Atmospheric feedback explains disparate climate response to regional Arctic sea ice loss

Sea ice loss results from anthropogenic global warming and can itself be a driver of climate change in the Arctic and at lower latitudes, with extreme events over Europe and North America having been attributed to sea ice minima in recent years. Yet the role that sea ice plays in ongoing climate change remains uncertain, partly due to a limited understanding of whether and how the exact geographical distribution of sea ice loss impacts climate.
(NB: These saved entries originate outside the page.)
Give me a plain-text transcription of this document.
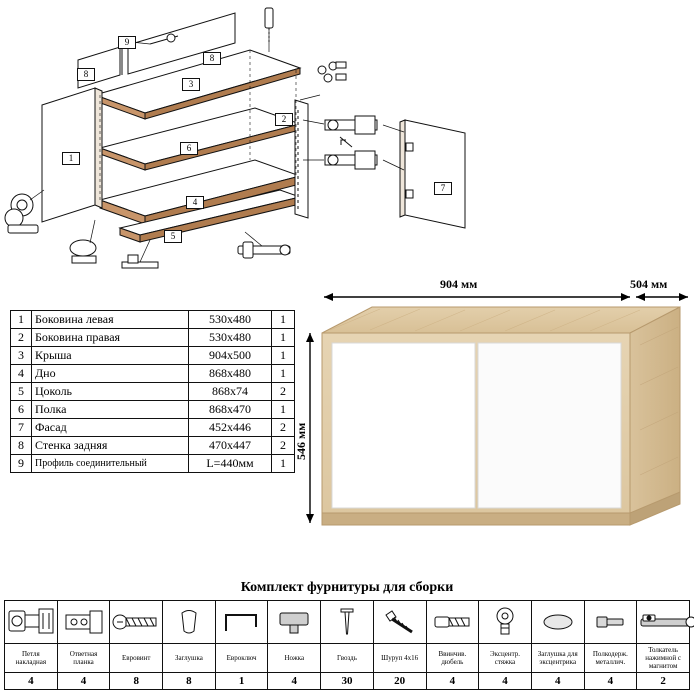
9
8
8
3
2
1
6
4
5
7
1	Боковина левая	530х480	1
2	Боковина правая	530х480	1
3	Крыша	904х500	1
4	Дно	868х480	1
5	Цоколь	868х74	2
6	Полка	868х470	1
7	Фасад	452х446	2
8	Стенка задняя	470х447	2
9	Профиль соединительный	L=440мм	1
904 мм	504 мм
546 мм
Комплект фурнитуры для сборки

Петля накладная	Ответная планка	Евровинт	Заглушка	Евроключ	Ножка	Гвоздь	Шуруп 4х16	Ввинчив. дюбель	Эксцентр. стяжка	Заглушка для эксцентрика	Полкодерж. металлич.	Толкатель нажимной с магнитом
4	4	8	8	1	4	30	20	4	4	4	4	2
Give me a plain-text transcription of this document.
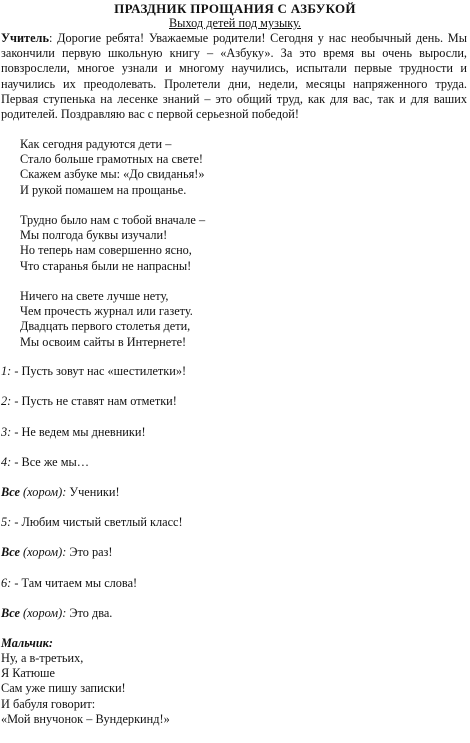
ПРАЗДНИК ПРОЩАНИЯ С АЗБУКОЙ
Выход детей под музыку.

Учитель: Дорогие ребята! Уважаемые родители! Сегодня у нас необычный день. Мы закончили первую школьную книгу – «Азбуку». За это время вы очень выросли, повзрослели, многое узнали и многому научились, испытали первые трудности и научились их преодолевать. Пролетели дни, недели, месяцы напряженного труда. Первая ступенька на лесенке знаний – это общий труд, как для вас, так и для ваших родителей. Поздравляю вас с первой серьезной победой!

Как сегодня радуются дети –
Стало больше грамотных на свете!
Скажем азбуке мы: «До свиданья!»
И рукой помашем на прощанье.
Трудно было нам с тобой вначале –
Мы полгода буквы изучали!
Но теперь нам совершенно ясно,
Что старанья были не напрасны!
Ничего на свете лучше нету,
Чем прочесть журнал или газету.
Двадцать первого столетья дети,
Мы освоим сайты в Интернете!

1: - Пусть зовут нас «шестилетки»!

2: - Пусть не ставят нам отметки!

3: - Не ведем мы дневники!

4: - Все же мы…

Все (хором): Ученики!

5: - Любим чистый светлый класс!

Все (хором): Это раз!

6: - Там читаем мы слова!

Все (хором): Это два.

Мальчик:

Ну, а в-третьих,

Я Катюше

Сам уже пишу записки!

И бабуля говорит:

«Мой внучонок – Вундеркинд!»
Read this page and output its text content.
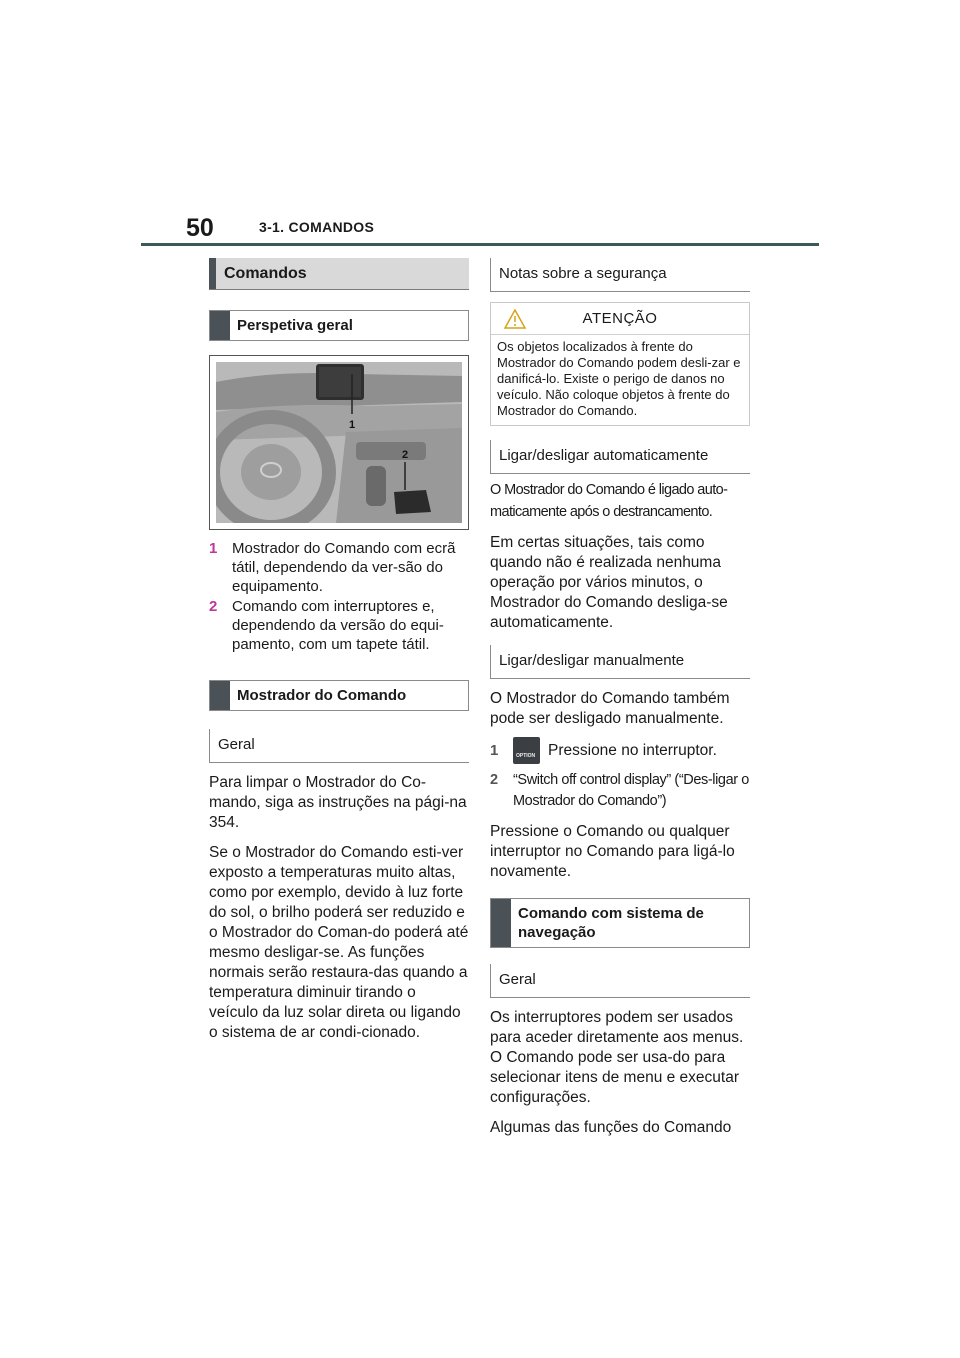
50	3-1. COMANDOS
Comandos
Perspetiva geral
1
2
1 Mostrador do Comando com ecrã tátil, dependendo da ver-são do equipamento.
2 Comando com interruptores e, dependendo da versão do equi-pamento, com um tapete tátil.
Mostrador do Comando
Geral
Para limpar o Mostrador do Co-mando, siga as instruções na pági-na 354.
Se o Mostrador do Comando esti-ver exposto a temperaturas muito altas, como por exemplo, devido à luz forte do sol, o brilho poderá ser reduzido e o Mostrador do Coman-do poderá até mesmo desligar-se. As funções normais serão restaura-das quando a temperatura diminuir tirando o veículo da luz solar direta ou ligando o sistema de ar condi-cionado.
Notas sobre a segurança
ATENÇÃO
Os objetos localizados à frente do Mostrador do Comando podem desli-zar e danificá-lo. Existe o perigo de danos no veículo. Não coloque objetos à frente do Mostrador do Comando.
Ligar/desligar automaticamente
O Mostrador do Comando é ligado auto-maticamente após o destrancamento.
Em certas situações, tais como quando não é realizada nenhuma operação por vários minutos, o Mostrador do Comando desliga-se automaticamente.
Ligar/desligar manualmente
O Mostrador do Comando também pode ser desligado manualmente.
1	OPTION Pressione no interruptor.
2	“Switch off control display” (“Des-ligar o Mostrador do Comando”)
Pressione o Comando ou qualquer interruptor no Comando para ligá-lo novamente.
Comando com sistema de navegação
Geral
Os interruptores podem ser usados para aceder diretamente aos menus. O Comando pode ser usa-do para selecionar itens de menu e executar configurações.
Algumas das funções do Comando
Here we analyse idealised AMIP-like simulations to compare the atmospheric response to various patterns of regional sea ice loss. We find that climatic anomalies can vary widely depending on where sea ice is reduced, with changes in the zonal-mean component of the tropospheric circulation being seemingly inconsistent among experiments. We attribute this disparate climatic response to an atmospheric feedback mechanism, which can either warm or cool the Arctic troposphere depending on the relative magnitude of the changes in poleward eddy heat flux and latent heat release over the Arctic in response to a specific sea ice loss pattern. We discuss the implications of our results for interpreting the apparent discrepancies in the climate response to Arctic sea ice variability among studies.

Our study highlights the need to better constrain the spatial pattern of future sea ice when assessing its impacts on the climate in the Arctic. By explaining the link between sea ice pattern and Arctic climate variability, our study will inform the design and analysis of future climate simulations and multi-model comparison protocols.